Santa Luzia (Portuguese for Saint Lucy) is a parish in the municipality of Angra do Heroísmo on the island of Terceira, in the Azores. The population in 2011 was 2,755, in an area of 1.26 km^{2}. It is the smallest parish in Angra do Heroísmo.
Part of its territory integrates the historical center of the city of Angra do Heroísmo classified as UNESCO World Heritage. Its built heritage includes the monument Memória a D. Pedro IV, the mansion Madre de Deus, the Church of Santa Luzia and Angra do Heroísmo Cultural and Congress Center.

==History==
Of the five civil parishes that constitute the urban area of Angra do Heroísmo, Santa Luzia is the most recent, founded in the first years of the Iberian Union (on 18 August 1595). It was Bishop Manuel de Gouveia (then bishop of Angra) who proposed the creation of the ecclesiastical parish from a portion of Sé, that included: the Rua de Paulus Gomes the two bands until the home of George de Lemos de Betancor, down to the fountain and forward to the house of the sheriff, from there to the Castle and from there to the Serra cut by the ravine and mills with all the residents that exist within those limits. He justified it owing to the large faith community, the need to control transit on the island's port and the necessity to have access to health care services (at the time administered by the church).

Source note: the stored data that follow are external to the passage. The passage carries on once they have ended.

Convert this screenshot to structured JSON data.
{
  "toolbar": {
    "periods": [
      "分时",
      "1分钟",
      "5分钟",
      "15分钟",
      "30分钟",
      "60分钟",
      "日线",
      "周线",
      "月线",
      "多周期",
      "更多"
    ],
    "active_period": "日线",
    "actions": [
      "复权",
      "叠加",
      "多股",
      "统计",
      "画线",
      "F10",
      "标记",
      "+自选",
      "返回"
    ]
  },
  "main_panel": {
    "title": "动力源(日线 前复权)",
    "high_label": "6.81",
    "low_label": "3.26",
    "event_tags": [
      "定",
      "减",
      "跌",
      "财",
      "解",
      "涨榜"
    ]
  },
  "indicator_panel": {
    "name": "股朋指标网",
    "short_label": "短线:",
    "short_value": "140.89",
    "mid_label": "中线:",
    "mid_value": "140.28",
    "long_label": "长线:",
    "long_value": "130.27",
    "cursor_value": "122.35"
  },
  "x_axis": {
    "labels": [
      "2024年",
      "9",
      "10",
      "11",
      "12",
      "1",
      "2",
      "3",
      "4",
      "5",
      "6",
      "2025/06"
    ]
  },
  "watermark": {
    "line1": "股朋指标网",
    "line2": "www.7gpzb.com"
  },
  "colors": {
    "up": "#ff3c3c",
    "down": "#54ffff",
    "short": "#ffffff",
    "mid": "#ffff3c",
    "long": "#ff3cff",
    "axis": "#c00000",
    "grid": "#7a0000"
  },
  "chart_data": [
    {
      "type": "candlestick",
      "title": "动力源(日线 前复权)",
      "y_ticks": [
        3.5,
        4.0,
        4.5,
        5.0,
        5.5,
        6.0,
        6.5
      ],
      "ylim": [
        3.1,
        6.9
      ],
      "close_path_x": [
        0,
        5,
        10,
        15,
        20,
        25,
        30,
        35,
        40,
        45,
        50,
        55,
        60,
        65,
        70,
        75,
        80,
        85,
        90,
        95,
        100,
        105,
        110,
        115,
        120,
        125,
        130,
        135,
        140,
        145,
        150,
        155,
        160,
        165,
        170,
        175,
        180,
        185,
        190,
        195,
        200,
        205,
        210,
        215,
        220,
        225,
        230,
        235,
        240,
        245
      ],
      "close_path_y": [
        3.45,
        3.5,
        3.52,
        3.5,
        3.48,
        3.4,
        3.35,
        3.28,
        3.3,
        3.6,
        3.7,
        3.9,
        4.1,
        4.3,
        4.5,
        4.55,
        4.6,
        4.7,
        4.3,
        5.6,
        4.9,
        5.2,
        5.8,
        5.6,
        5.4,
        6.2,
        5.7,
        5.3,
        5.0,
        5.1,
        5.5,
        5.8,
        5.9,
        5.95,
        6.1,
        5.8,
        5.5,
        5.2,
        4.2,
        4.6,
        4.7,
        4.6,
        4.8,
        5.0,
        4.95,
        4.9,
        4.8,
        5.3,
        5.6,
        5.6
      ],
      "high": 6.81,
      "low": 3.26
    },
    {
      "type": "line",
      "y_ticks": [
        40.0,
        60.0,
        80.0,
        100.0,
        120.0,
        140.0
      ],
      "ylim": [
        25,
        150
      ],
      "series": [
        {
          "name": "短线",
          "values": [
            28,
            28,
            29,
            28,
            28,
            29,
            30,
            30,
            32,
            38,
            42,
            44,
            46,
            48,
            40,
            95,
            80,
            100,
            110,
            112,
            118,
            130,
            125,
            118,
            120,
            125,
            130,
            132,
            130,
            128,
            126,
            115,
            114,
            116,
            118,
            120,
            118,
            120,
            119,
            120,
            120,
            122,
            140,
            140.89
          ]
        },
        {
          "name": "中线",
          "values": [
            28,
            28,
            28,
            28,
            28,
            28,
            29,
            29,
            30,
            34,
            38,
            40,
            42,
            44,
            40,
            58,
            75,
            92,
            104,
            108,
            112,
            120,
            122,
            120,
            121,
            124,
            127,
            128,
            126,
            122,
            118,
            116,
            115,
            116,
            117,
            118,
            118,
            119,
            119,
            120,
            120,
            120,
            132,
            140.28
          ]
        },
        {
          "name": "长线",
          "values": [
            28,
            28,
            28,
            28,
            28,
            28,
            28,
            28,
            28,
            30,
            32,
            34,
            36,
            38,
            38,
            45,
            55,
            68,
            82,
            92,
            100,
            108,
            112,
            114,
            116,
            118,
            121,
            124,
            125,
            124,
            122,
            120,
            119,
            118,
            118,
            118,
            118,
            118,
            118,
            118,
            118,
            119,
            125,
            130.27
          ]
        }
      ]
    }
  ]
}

At the time of its creation the parish of Santa Luzia had only about 300 homes, with four per capita, the population only consisted of between 1200 and 1500 souls. There already existed a hermitage to the invocation of Santa Luzia, simplifying the de-annexation of the parish; it was constructed originally by a pious couple at the limits of their property, João vaz Merens and Catarina Lourenço Fagundes, although their selection of Saint Lucia is unclear.

In a documented dated in 1551, Joana Fernandes ou Rodrigues, a widow, donated lands in order to raise a church to Santa Luzia, reformulate or expand the existing hermitage (ostensibly for the founders and not for a future church) at the end of the 16th century.